In the ring of shifted symmetric functions $\Lambda^*$ there are many ways to generalize the symmetric power sums. First of all, we have the functions $$p^*_k=\sum_{i=1} \left((x_i-i+1/2)^k-(-i+1/2)^k\right)$$ (the factor 1/2 is convenient when the $x_i$ are the parts of a partition, but can replaced by any constant). For a partition $\kappa$ we let $p^*_\kappa=p^*_{\kappa_1}p^*_{\kappa_2}\cdots.$ Another shifted analogue to the power sums are the functions $p_\kappa^\#$, defined by $$p^\#_\kappa = \sum_{\lambda \vdash k} \chi_\kappa^\lambda s_\lambda^*,$$ where k=$|\kappa|$ is the size of the partition $\kappa$. Both $p_\kappa^*$ and $p_\kappa^\#$ provide a basis for $\Lambda^*$. (For more details: see the original paper 'Shifted Schur Functions' by Okounkov and Olshanski or the post On shifted symmetric power sums).

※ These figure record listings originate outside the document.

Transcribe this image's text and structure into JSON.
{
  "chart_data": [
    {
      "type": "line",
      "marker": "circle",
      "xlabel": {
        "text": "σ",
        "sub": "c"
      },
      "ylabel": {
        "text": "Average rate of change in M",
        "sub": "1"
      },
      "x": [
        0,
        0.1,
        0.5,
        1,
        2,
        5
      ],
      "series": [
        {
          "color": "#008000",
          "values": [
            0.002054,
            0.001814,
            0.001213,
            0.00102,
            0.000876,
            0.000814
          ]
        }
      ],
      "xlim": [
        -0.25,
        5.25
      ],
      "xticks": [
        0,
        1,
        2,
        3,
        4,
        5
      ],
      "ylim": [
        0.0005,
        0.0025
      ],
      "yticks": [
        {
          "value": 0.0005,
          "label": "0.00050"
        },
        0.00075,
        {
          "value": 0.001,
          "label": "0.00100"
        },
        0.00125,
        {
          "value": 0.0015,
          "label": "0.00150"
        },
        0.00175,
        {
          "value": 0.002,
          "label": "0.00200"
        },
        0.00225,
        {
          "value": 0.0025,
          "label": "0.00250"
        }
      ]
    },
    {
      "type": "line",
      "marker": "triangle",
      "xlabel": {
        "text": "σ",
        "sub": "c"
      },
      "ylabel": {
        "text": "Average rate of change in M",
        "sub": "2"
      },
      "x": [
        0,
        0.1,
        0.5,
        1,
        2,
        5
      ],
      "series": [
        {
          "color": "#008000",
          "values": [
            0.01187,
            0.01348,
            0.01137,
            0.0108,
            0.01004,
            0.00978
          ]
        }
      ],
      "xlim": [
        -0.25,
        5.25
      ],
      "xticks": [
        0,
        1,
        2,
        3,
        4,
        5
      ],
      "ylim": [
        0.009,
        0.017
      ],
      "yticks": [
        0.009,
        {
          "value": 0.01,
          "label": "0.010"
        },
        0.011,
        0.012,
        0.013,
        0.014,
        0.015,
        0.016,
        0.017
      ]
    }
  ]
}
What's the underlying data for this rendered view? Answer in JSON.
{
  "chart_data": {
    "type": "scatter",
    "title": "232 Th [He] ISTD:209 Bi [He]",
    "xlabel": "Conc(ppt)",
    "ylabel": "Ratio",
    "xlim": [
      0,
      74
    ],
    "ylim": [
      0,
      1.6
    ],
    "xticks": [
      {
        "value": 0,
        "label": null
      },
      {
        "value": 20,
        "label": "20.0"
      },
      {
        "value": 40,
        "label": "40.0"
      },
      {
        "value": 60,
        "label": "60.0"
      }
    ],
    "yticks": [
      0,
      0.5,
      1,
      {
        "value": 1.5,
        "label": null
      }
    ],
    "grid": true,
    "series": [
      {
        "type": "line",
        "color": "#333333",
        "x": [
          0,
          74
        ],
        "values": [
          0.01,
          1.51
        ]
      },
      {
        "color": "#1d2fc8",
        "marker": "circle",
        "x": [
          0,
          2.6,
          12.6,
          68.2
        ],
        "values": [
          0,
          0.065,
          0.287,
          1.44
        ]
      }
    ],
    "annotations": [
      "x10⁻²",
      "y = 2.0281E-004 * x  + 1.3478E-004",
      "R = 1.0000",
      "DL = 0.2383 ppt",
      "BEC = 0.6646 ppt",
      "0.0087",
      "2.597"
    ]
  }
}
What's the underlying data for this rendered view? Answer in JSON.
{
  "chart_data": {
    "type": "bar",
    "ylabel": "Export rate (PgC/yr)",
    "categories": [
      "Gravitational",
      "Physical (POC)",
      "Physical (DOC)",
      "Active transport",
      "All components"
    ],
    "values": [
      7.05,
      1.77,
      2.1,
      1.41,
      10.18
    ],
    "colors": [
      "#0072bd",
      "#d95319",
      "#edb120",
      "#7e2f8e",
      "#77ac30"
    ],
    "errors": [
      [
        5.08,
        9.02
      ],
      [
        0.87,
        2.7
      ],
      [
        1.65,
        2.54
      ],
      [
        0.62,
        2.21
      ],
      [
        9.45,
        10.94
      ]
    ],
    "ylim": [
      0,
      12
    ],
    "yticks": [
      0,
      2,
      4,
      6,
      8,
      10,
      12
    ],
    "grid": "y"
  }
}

In the literature there is a vast amount of results relating different bases of $\Lambda^*$ to each other. However, the only relation between the bases by $p_\kappa^*$ and $p_\kappa^\#$ I can find is that $$p_\kappa^\#=p_\kappa^*+\textrm{lower degree terms},$$ (because the highest degree terms of $p_\kappa^\#$ and $p_\kappa^*$ equal the ordinary symmetric power sum $p_\kappa$). How can these lower degree terms be expressed in terms of $p_\kappa^*$ (or $p_\kappa^\#$)?

Question: Are there any expressions known relating $p_\kappa^*$ and $p_\kappa^\#$?